Posted by Greg Mitchell (@gregpmitchell) on December 19th, 2014

SEC_morning5

  1. The Louisville Courier-Journal’s Tim Sullivan writes that John Calipari’s biggest challenge this season might be instilling enough doubt in his team so that they don’t completely buy the hype. There’s no doubt Cal needs to latch on to any struggle he can to keep the Wildcats on their toes, but I don’t think he’s going at it alone. A good part of the team was around for last year’s six conference losses. Willie Cauley-Stein was around for that and the epic disappointment that was 2012-13. These players may have confidence, but I doubt they have short memories, and Cal should have support keeping the team focused.
  2. Uttering the word “Clemson” around this microsite is risky business. Legend has it if you say the word three times Brad Brownell will appear and ruin the dreams of your favorite SEC squad. The Tigers have, after all, already beaten Arkansas, LSU and Auburn while losing to Winthrop, Gardner-Webb and Rutgers. South Carolina gets its shot at its arch rival tonight, and the importance of the game isn’t lost on Frank Martin. “Any time you play those kind of games, you’re playing for your school, first and foremost,” Martin told GoGamecocks.com. “But you’re also representing your conference. And we take pride in that.” The Gamecocks have a good chance to end the SEC’s Clemson skid as they looked good demolishing Oklahoma State almost two weeks ago. Duane Notice has also stepped up his game in a big way, scoring 47 points in his last two games.
  3. The sun probably hasn’t set on Alabama’s tournament chances, but the Tide need to get on a roll to (no pun intended) to truly get in the discussion.
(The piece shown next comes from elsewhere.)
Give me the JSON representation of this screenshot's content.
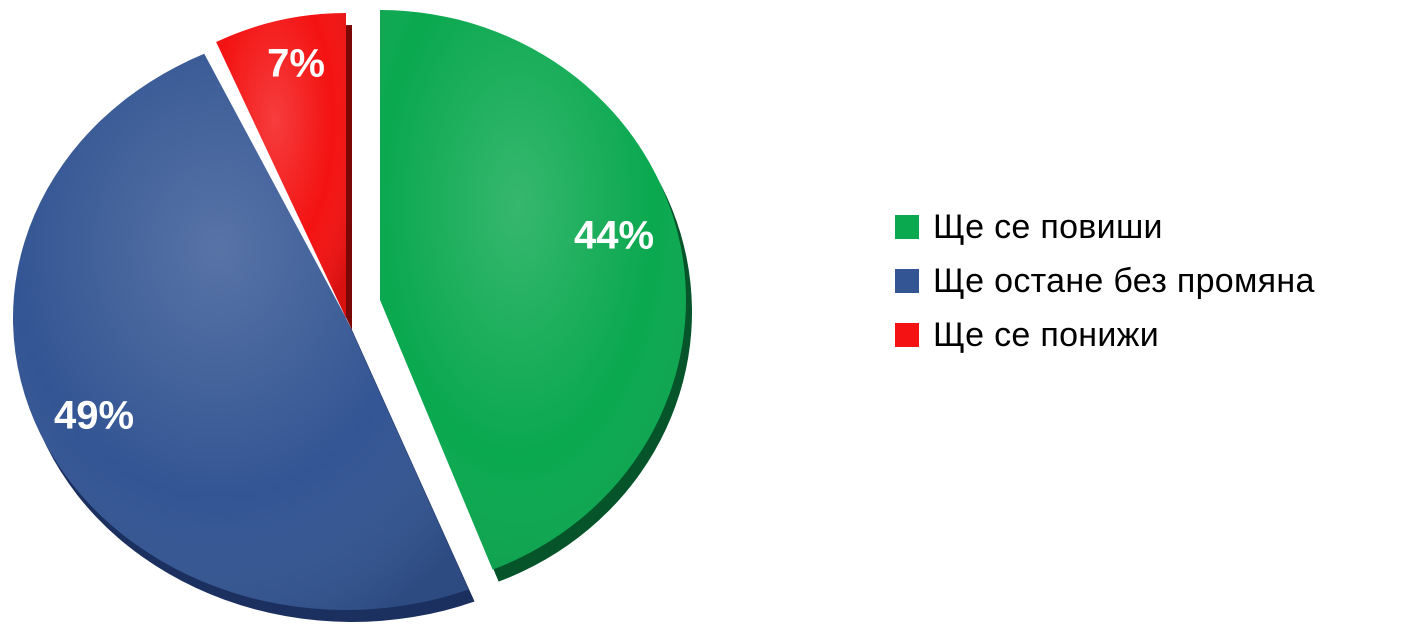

The folks at Roll Bama Roll suggest that more of the offensive game plan should involve Michael Kessens, and the numbers certainly back that up. He’s posted the best effective field goal percentage on the team, and looks comfortable with the ball anywhere on the floor. It’ll be interesting to see how Anthony Grant divides up minutes between Kessens and fellow sophomore Shannon Hale the rest of the way, especially since Hale is shooting three’s at a worse rate than last year.
  4. Jakeenan Gant’s debut was a bright spot in what has been a difficult opening season for Kim Anderson at Missouri. The freshman finally gained eligibility and was able to take the court in the Tigers loss to Xavier, scoring 13 points on 4-of-8 shooting. This was a surprise to his coach. “I really didn’t expect that much from him just because he hadn’t really been playing with the first group of guys,” Anderson told the Columbia Missourian. “But I was really pleased with the way he came in.” This year will largely be about the development of Gant, Jonathan Williams and Teki Gill-Caesar. The Tigers looked good for portions of the Xavier game, and can build on this with a rivalry game against Illinois tomorrow.
  5. Until last night the only Division I team that Arkansas State, with an RPI of 339 and KenPom rating of 192, had beaten was Central Arkansas. Then they went to Starkville and beat Mississippi State. This was a truly damaging defeat. “Even beyond that, we’ve got to start giving a return on the investment. I think the administration; everybody’s invested in this program. We have to start giving a return on that investment,” Rick Ray told the Jackson Clarion-Ledger. In a league with no shortage of bad losses this season, this may have been the worst. As Ray said, it’s frustrating because you would have thought the program would be above this type of result at this point in his tenure. Maybe it was a bad outing, but the Bulldogs are mired in a four game losing streak and need to start building some positive momentum or questions about Ray’s job security may begin to surface.